La gradation des moyens employés doit faire comprendre à l'adversaire qu'il peut être
anéanti mais qu'il peut aussi entrevoir une sortie honorable. La conception de cette gradation
n'est pas que technique, elle est aussi humaine, psychologique. Les informations provenant
d'un RETEX permettront vraisemblablement de dégager, d'identifier des tendances lourdes et
d'arrêter le dosage à retenir pour certaines actions de destruction qui auront un objectif
immédiat de gain militaire mais aussi un objectif secondaire de proportionnalité avec le
devenir de la région concernée.
b) La veille technologique
Le terrain urbain des opérations a notamment incité le commandement à numériser le
champ de bataille pour suivre au mieux les opérations, localiser l'ennemi et éviter les tirs
fratricides. Cette numérisation de champ de bataille est utilisée également par les forces
américaines qui ont servi d'aiguillon à certains de nos industriels.
L'avantage de la numérisation n'a de sens que si celle-ci est partagée entre les
différents acteurs et notamment les forces aériennes. Une des prémisses à cette numérisation a
eu pour domaine les opérations de fouille de localités ou d'objectifs en zone urbaine.
Le RETEX fait ressortir les avancées technologiques des autres armées et leur intérêt
pour le champ de bataille.
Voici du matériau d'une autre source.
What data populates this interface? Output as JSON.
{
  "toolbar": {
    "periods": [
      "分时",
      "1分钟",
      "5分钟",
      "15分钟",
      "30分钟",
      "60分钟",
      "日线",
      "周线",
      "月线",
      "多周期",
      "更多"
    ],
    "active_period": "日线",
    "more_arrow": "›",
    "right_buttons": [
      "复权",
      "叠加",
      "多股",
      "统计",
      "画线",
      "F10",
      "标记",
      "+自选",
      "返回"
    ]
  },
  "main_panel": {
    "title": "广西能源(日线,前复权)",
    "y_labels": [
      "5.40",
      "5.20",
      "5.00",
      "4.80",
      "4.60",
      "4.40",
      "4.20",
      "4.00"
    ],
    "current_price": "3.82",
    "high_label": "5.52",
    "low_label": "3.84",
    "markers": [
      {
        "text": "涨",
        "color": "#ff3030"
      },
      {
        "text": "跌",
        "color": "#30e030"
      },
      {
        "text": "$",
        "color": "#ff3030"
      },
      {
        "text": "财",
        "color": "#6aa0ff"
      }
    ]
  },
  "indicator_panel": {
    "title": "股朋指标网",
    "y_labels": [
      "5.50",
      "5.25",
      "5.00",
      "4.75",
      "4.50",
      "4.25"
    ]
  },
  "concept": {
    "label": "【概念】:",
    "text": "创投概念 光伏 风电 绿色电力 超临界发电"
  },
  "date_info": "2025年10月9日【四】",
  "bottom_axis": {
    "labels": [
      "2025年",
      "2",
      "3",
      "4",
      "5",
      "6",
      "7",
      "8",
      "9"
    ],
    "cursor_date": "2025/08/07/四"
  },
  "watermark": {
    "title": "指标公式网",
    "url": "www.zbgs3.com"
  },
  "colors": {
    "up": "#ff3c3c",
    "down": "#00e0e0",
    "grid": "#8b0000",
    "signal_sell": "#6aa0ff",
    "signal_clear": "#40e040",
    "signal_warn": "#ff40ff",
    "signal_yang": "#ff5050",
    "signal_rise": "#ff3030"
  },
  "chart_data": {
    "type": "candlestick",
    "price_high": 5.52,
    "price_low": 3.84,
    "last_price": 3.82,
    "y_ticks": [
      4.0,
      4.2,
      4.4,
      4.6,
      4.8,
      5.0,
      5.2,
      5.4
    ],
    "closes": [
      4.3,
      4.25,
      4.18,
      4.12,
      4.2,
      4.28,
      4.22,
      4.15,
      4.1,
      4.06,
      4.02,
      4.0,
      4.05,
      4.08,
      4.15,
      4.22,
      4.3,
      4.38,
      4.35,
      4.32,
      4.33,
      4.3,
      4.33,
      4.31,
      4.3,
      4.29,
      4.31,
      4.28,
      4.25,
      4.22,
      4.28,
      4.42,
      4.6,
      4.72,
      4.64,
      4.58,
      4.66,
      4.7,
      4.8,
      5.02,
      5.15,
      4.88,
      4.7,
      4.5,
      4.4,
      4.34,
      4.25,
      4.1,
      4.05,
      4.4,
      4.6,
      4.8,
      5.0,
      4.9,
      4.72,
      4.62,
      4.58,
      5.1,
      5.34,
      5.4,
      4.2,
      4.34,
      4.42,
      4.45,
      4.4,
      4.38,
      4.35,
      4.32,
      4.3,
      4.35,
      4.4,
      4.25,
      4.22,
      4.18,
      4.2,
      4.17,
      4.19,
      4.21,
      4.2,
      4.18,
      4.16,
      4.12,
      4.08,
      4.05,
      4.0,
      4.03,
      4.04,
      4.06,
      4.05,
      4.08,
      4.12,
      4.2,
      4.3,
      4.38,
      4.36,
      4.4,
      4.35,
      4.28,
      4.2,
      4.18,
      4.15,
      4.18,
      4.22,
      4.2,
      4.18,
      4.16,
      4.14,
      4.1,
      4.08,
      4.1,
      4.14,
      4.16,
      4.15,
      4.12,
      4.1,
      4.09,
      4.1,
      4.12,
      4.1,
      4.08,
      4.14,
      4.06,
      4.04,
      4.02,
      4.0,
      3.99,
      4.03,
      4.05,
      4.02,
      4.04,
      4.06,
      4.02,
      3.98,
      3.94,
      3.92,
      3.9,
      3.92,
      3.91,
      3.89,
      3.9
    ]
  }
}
Ces informations doivent déclencher une réflexion et une action
pour l'équipement des armées de demain.
Conclusion
Pour certains, l'esprit humain ne peut rien créer, s'il n'est fécondé par l'expérience et la
méditation, ses connaissances sont les germes de ses productions.
Si l'on retient cette proposition, il ressort que garantir un retour d'expérience efficace pour
optimiser la préparation des unités de l'Armée de l'Air au combat, nécessite notamment :
- la collecte d'informations dans différentes directions,
- leur classement et indexation,
- leur analyse et la prise en compte de celles-ci dans une doctrine d'emploi et dans la
planification des actions que cela soit d'un point de vue opérationnel ou d'un point de vue
16
prospectif pour aider nos unités à s'adapter en permanence aux défis auxquels nous devons
faire face.
La démarche est en cours, elle doit être poursuivie et amplifiée. Le général ABRIAL rappelait
dans l'une de ses interventions que si nous dormons sur nos lauriers et n'agissons pas pour
maintenir notre avantage, le prix à payer pourrait être très élevé pour redécouvrir ce vieux
principe*.
Alors, bien évidemment, le RETEX à lui seul, serait insuffisant à nous offrir l'avantage.
L'expérience est une lanterne qui éclaire le passé disait un auteur célèbre. La variété des
combats obligera parfois un chef à s'affranchir de toute procédure pour agir avec sa
conscience, sa propre expérience mais aussi son instinct face à une situation aux paramètres
inconnus.
André GIDE pensait que "Toute théorie n'est bonne qu'à condition de s'en servir pour passer
outre" et que "Le monde ne sera sauvé, s'il peut l'être, que par des insoumis **".
** André GIDE, son Journal publié de 1943 à 1953, maximes tirées des Feuilles de route.